BUSINESS. Sembra una storia paradossale quella del cambio di pro­prietà al Time, la prestigiosa rivista di New York che viene annoverata tra gli alfieri dell’editoria liberal e progressista americana. Memorabili sono rimaste le sue prese di posizione contro Trump e una copertina che lo ritrae quale uomo dell’anno, ma con toni intinti nell’inchiostro dell’ironia. Ma l'aspetto curioso in questa nuova tappa della battaglia per l’informazione sta nel fatto che la scalata al settimanale è stata finanziata da un gruppo nazional popolare di ricchi petrolieri del Kansas, i fratelli Koch, repubblicani da una vita, che però- ecco il paradosso – avevano cercato di ostacolare in tutti i modi la scalata alla Casa Bianca del rivale della Clinton. Non si creda però che l’iniziativa sia un endorsement per la linea del settimanale. Allora perché? Ora che il peggio è fatto, nel paese del business l’operazione si spiega molto più prosaicamente col tentativo di smussare le voci critiche per le sbandate di Trump, non sempre compatibili con la logica degli affari, affinché non provochi danni maggiori finché rimane in carica. Insomma, come direbbe il grande Eduardo, con questa presidenza “adda passà a nuttata”. Resta da capire che ne sarà del Time.

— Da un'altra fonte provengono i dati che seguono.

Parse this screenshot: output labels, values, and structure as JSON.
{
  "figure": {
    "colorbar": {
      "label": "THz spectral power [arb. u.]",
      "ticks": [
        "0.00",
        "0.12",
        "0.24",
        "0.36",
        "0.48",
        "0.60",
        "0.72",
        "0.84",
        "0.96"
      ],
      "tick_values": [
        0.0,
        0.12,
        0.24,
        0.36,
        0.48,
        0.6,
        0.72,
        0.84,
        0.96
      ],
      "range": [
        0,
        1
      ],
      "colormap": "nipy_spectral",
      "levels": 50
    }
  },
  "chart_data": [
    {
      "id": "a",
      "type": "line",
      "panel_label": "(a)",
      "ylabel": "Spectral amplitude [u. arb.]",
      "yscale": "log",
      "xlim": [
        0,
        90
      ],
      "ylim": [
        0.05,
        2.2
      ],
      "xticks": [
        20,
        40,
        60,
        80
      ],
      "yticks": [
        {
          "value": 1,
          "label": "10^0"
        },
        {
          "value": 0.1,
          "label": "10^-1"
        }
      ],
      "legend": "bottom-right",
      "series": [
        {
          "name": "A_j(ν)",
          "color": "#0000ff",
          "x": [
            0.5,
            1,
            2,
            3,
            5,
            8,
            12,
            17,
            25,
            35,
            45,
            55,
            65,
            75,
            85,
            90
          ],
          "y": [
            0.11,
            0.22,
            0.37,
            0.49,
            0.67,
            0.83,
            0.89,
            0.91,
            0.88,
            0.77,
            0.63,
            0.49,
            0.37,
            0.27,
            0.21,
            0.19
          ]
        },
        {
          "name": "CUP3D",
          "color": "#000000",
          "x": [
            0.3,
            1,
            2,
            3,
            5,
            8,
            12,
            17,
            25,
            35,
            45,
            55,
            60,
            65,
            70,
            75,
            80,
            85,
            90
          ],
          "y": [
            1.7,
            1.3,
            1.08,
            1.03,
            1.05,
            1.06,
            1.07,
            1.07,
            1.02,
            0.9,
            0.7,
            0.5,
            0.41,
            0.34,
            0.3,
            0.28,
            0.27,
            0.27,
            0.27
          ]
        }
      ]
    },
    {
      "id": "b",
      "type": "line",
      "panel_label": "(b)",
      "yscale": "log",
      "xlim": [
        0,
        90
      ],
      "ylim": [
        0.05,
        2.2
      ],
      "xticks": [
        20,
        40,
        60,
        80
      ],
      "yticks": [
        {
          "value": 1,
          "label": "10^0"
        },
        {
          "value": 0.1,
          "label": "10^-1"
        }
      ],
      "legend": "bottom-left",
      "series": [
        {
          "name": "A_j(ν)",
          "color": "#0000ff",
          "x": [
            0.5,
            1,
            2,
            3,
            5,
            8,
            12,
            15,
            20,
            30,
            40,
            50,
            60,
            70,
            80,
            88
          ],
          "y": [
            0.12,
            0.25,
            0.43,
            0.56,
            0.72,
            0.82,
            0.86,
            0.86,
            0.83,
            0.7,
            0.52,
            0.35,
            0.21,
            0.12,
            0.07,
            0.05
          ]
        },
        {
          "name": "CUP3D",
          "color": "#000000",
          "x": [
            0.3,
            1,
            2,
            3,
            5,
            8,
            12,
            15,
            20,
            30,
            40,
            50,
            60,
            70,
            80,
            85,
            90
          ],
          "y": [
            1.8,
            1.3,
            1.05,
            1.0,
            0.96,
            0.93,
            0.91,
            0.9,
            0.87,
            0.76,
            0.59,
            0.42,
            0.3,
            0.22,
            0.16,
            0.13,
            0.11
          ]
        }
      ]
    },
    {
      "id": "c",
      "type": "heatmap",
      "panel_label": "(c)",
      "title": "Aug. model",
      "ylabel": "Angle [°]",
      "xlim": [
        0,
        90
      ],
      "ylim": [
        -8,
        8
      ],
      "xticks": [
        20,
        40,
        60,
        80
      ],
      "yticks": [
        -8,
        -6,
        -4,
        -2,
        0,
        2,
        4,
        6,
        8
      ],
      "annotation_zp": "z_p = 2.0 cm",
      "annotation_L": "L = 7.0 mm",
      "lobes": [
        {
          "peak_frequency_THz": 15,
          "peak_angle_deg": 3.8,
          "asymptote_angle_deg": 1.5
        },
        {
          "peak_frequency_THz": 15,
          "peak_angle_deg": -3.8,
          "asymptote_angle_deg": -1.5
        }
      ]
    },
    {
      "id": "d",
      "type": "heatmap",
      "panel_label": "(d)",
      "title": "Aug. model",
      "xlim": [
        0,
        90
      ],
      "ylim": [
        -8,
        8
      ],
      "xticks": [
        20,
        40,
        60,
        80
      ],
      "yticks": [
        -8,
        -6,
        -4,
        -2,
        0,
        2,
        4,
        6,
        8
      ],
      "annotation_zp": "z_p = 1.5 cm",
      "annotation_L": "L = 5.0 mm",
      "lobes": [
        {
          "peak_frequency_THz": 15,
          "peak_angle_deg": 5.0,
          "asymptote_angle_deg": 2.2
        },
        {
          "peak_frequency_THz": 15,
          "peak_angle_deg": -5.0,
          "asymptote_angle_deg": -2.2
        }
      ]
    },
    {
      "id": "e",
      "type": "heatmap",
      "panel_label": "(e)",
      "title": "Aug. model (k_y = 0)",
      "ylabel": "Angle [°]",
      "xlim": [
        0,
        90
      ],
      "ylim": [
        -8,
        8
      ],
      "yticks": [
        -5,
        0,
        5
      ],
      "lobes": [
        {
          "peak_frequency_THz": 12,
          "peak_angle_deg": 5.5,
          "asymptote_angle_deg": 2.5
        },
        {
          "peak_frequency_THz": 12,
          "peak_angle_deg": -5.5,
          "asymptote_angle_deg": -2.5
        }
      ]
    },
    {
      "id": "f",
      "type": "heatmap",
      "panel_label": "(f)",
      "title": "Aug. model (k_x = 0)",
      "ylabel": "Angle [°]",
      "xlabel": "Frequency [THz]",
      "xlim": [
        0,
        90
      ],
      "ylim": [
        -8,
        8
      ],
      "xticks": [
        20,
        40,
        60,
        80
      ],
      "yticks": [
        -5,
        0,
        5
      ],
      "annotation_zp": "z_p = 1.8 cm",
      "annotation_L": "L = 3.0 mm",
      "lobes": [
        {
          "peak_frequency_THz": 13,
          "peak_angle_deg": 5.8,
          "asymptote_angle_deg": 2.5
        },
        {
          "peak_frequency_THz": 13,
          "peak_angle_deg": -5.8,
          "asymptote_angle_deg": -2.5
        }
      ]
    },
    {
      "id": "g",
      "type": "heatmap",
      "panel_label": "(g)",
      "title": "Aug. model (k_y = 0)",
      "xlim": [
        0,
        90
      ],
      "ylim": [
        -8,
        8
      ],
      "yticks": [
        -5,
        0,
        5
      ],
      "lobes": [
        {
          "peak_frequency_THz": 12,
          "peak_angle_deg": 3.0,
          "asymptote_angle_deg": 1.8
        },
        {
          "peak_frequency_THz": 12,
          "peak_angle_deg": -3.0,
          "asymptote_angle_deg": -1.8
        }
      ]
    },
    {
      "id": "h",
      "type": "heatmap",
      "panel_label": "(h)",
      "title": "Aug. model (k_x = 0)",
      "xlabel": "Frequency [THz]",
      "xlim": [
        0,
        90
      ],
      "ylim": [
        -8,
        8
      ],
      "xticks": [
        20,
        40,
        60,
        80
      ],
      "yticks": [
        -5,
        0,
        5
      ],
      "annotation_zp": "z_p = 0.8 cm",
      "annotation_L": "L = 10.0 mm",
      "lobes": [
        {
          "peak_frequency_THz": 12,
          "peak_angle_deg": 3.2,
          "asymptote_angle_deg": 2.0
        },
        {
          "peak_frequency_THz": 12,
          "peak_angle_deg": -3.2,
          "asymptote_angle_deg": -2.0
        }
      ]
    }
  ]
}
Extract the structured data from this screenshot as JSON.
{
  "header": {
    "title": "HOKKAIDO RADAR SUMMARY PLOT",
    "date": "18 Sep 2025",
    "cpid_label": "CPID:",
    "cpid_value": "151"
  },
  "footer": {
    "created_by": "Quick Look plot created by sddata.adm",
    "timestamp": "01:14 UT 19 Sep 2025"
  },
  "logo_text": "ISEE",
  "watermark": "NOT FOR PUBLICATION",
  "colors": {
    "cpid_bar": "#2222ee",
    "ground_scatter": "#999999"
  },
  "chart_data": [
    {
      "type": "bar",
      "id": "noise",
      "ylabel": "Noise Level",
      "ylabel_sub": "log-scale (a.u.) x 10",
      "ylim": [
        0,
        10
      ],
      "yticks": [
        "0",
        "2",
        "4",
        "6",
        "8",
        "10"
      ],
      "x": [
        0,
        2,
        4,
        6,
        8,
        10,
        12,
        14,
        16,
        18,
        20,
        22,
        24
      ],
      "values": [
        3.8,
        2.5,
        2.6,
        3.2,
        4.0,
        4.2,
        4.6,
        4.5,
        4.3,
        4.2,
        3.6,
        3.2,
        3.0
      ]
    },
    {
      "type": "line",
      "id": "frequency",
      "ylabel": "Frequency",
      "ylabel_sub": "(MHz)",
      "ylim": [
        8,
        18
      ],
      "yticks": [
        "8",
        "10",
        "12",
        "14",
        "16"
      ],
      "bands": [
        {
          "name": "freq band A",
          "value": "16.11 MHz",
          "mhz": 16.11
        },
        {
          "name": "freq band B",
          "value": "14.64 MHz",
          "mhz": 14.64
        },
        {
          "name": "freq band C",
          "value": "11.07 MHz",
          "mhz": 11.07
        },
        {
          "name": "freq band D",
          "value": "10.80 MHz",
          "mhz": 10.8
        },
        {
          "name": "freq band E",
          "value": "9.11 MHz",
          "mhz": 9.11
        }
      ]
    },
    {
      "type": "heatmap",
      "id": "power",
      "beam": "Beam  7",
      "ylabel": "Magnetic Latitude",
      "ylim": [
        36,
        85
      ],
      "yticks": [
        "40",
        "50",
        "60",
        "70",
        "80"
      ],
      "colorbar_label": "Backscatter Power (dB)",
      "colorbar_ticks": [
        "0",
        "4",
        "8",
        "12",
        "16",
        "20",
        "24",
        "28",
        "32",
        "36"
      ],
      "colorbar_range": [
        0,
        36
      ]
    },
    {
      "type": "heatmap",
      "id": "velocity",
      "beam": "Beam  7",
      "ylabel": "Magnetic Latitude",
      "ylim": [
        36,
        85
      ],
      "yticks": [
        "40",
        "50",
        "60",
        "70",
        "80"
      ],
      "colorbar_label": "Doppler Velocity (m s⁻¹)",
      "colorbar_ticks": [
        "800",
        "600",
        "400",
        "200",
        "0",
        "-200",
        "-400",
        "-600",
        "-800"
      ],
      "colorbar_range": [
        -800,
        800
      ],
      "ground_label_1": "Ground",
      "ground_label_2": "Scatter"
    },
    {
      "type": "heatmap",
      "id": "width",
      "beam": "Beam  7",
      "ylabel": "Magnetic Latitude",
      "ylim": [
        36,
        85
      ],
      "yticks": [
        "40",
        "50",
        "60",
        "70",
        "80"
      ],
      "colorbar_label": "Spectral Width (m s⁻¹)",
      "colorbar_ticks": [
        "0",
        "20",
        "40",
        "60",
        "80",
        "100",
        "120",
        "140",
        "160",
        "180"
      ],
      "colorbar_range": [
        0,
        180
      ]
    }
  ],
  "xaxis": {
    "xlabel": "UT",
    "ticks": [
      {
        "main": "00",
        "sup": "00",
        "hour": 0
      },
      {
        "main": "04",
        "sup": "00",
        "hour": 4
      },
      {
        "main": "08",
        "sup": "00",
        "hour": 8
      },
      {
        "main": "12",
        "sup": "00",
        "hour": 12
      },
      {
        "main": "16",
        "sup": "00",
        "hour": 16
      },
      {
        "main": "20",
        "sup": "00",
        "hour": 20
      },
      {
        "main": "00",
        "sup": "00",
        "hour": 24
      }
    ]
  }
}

ISOLA. E adesso le nonne che favole racconteranno ai nipotini se dietro ognuna di esse si nascondono secondi fini inconfessabili. A dire il vero qualche sospetto sui contenuti e la morale di alcuni capolavori della letteratura per i bambini circolava già da parecchio tempo. Non ci voleva d’altronde un grande sfoggio di fantasia per capire che “dietro lo specchio” di Lewis Carrol, autore del romanzo Le avventure di Alice nel paese delle meraviglie si celassero sguardi non sempre casti. E neppure Cappucceto Rosso, col lupo travestito, ucciso e squartato, può essere considerato un bel esempio per l’infanzia. A volte può far paura anche ai grandi. Che dire poi di Biancaneve con quei sette nani pieni di vigore sempre tra i piedi. Ma la mazzata fatale è arrivata quando una mamma ha lanciato una campagna per mettere al bando addirittura il bacio che porta al risveglio della Bella Addormentata, considerandolo estorto con l’inganno. A questo punto forse non rimane che rifugiarsi sull’isola di Peter Pan che però, purtroppo, è un lungo immaginario, un luogo che non c’è.

BRAMOSIA. Sulla incandescente scacchiera della follia nucleare, il leader nord coreano con il lancio di un nuovo missile intercontinentale ha effettuato un’altra mossa del suo personalissimo e pericolosissimo gioco “o la va o la spacca” che tiene il mondo col fiato sospeso. E quand'anche si trattasse solo di un bluff per puntellare il proprio prestigio interno al cospetto di una popolazione stremata dalle difficoltà, a questo tavolo nemmeno la Cina, ossia il competitore più accreditato della regione, sembra in grado di smascherarlo. Le Cancellerie internazionali si erano illuse che Pechino riuscisse a disciplinare il suo vassallo, l’alleato riottoso che invece, anziché piegarsi a più miti consigli, annuncia pomposamente l’ingresso della Corea del Nord nel club delle potenze atomiche in grado di provocare distruzioni apocalittiche nelle metropoli americane. Nell’assenza prolungata di altri test balistici si pensava che l’emergenza nord coreana si stesse dissolvendo, ma quell’ordigno a lunga gittata molto più potente dei precedenti e in grado di trasportare una testata nucleare non solo smentisce crudelmente le congetture degli esperti, ma rischia di fare saltare il banco delle opzioni diplomatiche messe in conto per disinnescare la miccia di un eventuale conflitto con armi atomiche dalle conseguenze spaventose. Forse, speriamo, non siamo ancora al punto di non ritorno, ma parafrasando Pascal, verrebbe da dire che la bramosia del potere conosce ragioni che la ragione non conosce.